4.  Peanut Butter Cookies 

These cookies are great for keeping it super simple.  Rolling out the cookie dough into balls, dipping them in sugar and pressing them with a fork are great for little hands and should keep your toddle interested in the activity for longer than 17 seconds.

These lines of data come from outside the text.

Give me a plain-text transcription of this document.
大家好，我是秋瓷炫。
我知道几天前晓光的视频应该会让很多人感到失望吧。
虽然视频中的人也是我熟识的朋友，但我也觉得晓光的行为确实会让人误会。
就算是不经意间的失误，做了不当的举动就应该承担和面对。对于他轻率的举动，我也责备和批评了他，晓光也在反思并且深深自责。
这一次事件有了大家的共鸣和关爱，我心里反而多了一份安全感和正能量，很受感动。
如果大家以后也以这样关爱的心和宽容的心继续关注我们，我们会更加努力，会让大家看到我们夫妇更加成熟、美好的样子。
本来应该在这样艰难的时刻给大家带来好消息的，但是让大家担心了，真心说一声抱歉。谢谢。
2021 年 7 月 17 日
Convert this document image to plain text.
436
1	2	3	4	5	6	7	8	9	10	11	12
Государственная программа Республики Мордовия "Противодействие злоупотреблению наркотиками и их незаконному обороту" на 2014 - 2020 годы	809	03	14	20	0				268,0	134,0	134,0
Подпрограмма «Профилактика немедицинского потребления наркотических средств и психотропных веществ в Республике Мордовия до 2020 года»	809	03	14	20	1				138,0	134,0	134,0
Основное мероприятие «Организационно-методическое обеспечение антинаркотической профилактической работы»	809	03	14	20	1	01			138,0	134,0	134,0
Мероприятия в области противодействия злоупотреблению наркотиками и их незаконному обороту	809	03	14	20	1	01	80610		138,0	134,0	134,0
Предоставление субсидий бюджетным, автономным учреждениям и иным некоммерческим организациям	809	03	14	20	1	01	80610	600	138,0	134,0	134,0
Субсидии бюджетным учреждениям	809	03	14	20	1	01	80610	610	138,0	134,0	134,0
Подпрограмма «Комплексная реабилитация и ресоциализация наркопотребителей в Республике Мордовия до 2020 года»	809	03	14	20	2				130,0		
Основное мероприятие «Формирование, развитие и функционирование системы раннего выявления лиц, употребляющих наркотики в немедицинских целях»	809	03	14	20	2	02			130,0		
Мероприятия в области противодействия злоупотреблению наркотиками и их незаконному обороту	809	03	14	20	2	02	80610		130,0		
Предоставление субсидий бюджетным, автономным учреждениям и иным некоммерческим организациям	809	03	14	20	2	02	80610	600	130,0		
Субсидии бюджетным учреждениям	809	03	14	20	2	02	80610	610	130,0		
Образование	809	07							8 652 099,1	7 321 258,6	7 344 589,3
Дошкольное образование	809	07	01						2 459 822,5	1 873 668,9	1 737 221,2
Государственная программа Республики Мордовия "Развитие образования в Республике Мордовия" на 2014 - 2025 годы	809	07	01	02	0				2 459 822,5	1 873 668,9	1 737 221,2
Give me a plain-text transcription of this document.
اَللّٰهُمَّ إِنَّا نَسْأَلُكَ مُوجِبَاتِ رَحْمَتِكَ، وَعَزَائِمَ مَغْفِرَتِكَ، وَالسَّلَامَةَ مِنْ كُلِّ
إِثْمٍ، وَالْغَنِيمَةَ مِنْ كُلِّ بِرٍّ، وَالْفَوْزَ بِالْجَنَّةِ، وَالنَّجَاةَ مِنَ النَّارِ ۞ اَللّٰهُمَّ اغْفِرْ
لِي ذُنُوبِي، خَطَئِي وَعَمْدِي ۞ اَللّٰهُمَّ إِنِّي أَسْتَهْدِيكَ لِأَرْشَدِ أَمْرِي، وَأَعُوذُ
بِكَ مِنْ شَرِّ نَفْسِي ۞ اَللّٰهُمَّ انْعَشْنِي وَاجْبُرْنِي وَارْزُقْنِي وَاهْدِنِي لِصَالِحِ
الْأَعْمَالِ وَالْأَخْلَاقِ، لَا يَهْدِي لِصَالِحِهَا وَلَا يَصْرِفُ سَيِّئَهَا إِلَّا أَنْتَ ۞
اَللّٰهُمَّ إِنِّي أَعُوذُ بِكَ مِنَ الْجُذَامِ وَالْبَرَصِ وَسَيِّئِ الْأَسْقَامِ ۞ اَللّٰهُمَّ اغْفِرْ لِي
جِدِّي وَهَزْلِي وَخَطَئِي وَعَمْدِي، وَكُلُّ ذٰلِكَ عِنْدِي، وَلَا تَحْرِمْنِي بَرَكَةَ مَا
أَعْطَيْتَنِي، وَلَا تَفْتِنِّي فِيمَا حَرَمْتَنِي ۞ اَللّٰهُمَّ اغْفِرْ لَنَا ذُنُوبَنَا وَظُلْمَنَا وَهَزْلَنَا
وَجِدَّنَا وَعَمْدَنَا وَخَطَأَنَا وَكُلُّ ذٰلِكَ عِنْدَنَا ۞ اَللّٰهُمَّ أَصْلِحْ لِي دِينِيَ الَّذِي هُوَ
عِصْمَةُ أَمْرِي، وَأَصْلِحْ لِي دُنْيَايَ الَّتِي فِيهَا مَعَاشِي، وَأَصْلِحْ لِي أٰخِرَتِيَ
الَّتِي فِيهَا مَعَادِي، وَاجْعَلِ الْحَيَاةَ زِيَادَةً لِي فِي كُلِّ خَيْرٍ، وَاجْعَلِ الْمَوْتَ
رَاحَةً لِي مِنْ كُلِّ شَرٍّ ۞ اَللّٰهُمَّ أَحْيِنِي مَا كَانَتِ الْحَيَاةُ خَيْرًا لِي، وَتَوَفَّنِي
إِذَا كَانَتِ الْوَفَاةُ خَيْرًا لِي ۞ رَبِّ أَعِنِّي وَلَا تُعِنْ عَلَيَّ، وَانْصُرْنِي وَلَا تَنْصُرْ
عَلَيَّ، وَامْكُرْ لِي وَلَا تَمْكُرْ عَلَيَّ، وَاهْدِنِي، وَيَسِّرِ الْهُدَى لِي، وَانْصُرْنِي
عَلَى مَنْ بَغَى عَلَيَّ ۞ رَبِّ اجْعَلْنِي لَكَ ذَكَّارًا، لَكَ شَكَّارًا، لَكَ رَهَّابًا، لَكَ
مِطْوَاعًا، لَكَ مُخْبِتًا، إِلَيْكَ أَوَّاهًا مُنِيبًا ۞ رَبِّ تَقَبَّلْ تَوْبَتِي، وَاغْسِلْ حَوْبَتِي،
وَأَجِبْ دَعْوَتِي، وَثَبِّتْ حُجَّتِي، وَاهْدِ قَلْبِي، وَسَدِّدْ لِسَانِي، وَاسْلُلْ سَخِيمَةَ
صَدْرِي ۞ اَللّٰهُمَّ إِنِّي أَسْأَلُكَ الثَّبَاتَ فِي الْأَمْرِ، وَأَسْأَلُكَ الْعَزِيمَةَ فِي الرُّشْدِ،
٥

(From Better Homes and Gardens)

    • 1/2 cup  butter, softened
    • 1/2 cup  peanut butter
    • 1/2 cup  granulated sugar
    • 1/2 cup  packed brown sugar
    • 1/2 teaspoon  baking soda
    • 1/2 teaspoon  baking powder
    • 1 egg
    • 1/2 teaspoon  vanilla
    • 1 1/4 cups  all-purpose flour
    •  Granulated sugar for rolling the cookies


Preheat oven to 375 degrees F.  In a large mixing bowl beat butter and peanut butter with a mixer on medium speed for 30 seconds.  Add the granulated sugar, brown sugar, baking soda, and baking powder.  Beat until combined, scraping sides of bowl occasionally.  Beat in the egg and vanilla until combined.  Beat in as much of the flour as you can with the mixer.  Stir in any remaining flour.  If necessary, cover and chill dough about 1 hour or until easy to handle.  Shape dough into 1-inch balls.  Roll balls in additional granulated sugar to coat.  Place balls 2 inches apart on an ungreased cookie sheet.  Using the tines of a fork, flatten balls by making crisscross marks on top.  Bake for 7 to 9 minutes or until bottoms are light brown.  Transfer to a wire rack and let cool.  Makes about 36 cookies.


5.  Healthy Tea Biscuits

It is tons of fun to bake cookies with your toddler, but you know what isn't so fun?  Saying no to their one-millienth request to eat another one of the cookies you just made.  These little tea biscuits are great for placating the demanding toddler because they are small, the only sugar in them is maple syrup and if you add the formula the recipe calls for, you can even pretend they are healthy.

    • 1 egg
    • 3 tbsp maple syrup
    • 1 tsp vanilla
    • 2 tbsp butter
    • 1/4 cup milk
    • 2 tbsp formula
    • 1 cup oat flour (I processed raw oats in a coffee grinder)
    • 1 cup flour
    • 1 tsp baking soda
    • dash of cinnamon


In a large bowl, cream the wet ingredients with a hand mixer or a mixer fitted with the wire whisk.  In a separate bowl, sift together the dry ingredients.  Slowly add the dry ingredients to the wet ingredients mixing on medium speed.  Mix just until ingredients are well incorporated, don't overmix.  Form the dough into a ball and cover with saran wrap.  Refrigerate the dough for one hour or more.  Preheat oven to 350 degrees.  Use a rolling pin to roll the dough out to about 1/4 inch thickness (I like to use parchment paper to keep the mess to a minimum).  Use any cookie stamp to cut the cookies into shapes. Place cookies on an un-greased cookie sheet and bake for 20 minutes.